The court looked at whether USCAR was a joint employer with the staffing company.  The court noted that although the FMLA itself is silent on the issue, the DOL regulations provide for an “integrated employer” test and a “joint employer” test.  In this case, the court found that the two companies were not an “integrated employer,” primarily because the two companies lacked common management.  The court did find, however, that the two companies met the “joint employer” test.  The court found that the facts fit the “where one employer acts directly or indirectly in the interest of the other employer in relation to the employee” test in the DOL regulations.  The court also relied on the fact that USCAR exercised significant control over the plaintiff’s work.

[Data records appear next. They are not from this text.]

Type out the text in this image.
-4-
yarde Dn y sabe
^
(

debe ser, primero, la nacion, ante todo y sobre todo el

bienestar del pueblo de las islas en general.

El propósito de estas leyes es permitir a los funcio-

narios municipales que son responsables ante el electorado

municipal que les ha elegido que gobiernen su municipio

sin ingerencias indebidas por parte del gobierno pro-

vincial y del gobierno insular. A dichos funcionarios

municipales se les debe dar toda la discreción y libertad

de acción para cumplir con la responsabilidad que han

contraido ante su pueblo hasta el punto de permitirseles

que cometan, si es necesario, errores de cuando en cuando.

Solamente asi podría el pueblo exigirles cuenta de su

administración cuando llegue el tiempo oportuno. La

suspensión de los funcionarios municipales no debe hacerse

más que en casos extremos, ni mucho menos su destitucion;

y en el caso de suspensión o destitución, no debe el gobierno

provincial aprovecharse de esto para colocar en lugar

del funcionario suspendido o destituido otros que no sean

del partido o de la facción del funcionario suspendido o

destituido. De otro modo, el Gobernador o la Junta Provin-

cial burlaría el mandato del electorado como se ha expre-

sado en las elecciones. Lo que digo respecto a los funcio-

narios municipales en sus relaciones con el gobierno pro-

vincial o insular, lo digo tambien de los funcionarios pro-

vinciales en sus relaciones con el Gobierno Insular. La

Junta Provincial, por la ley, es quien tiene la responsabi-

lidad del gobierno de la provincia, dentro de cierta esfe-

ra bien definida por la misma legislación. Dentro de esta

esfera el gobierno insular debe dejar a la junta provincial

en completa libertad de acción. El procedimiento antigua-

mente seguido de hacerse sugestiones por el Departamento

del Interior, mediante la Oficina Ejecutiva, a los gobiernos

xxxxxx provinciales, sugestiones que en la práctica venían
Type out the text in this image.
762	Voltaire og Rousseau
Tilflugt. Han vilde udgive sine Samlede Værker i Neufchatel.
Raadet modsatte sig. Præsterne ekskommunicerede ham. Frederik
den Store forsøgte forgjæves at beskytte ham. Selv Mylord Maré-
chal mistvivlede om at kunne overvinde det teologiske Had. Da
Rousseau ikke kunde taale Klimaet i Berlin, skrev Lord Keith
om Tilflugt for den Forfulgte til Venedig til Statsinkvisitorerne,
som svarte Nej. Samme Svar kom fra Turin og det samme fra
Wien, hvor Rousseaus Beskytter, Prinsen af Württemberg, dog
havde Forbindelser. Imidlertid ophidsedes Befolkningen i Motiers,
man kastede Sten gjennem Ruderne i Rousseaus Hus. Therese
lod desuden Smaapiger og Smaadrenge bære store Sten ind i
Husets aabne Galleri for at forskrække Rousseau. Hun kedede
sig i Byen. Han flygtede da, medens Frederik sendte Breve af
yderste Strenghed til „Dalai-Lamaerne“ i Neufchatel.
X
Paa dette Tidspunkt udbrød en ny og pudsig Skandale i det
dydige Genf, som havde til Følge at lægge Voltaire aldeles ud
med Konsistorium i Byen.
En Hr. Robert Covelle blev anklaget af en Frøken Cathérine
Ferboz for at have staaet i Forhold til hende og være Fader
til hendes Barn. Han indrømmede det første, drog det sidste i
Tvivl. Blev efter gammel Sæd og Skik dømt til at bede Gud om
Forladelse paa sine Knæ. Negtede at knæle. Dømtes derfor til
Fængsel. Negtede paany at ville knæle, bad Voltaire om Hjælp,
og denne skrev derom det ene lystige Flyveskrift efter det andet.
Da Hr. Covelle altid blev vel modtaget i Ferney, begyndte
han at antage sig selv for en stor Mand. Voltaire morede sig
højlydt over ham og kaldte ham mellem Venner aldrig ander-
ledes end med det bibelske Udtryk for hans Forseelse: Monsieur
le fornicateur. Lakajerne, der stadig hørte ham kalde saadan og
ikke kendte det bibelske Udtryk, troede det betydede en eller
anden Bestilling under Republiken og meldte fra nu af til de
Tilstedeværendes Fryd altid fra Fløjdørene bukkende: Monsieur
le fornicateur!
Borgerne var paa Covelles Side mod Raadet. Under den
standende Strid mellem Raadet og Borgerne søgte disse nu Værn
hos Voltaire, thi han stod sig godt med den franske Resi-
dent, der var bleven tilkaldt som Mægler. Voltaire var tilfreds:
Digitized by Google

Having found a joint employment situation, the court then had to decide which of the two companies was the “primary” employer under the DOL regulations, since responsibility for FMLA compliance rests upon the “primary” employer (although both employers bear a share of responsibility with respect to reinstatement).  The court found that the staffing company was the primary employer and USCAR the secondary employer.

Turning to the issue of whether her position would have been eliminated regardless of her leave, the court found that a document from the meeting where the elimination of her position was discussed with the sentence “Can the lawyers construct a way to make it [her termination] doable” was a smoking gun that raised a jury issue as to the truth of the company’s explanation.  It also found that the staffing company was a successor company to its predecessor, thereby allowing the plaintiff to satisfy the 12-month employment eligibility threshold.

The opinion is worth reading for anyone dealing with potential joint employment FMLA issues, particularly those within the jurisdiction of the Sixth Circuit (Kentucky, Michigan, Ohio, Tennessee).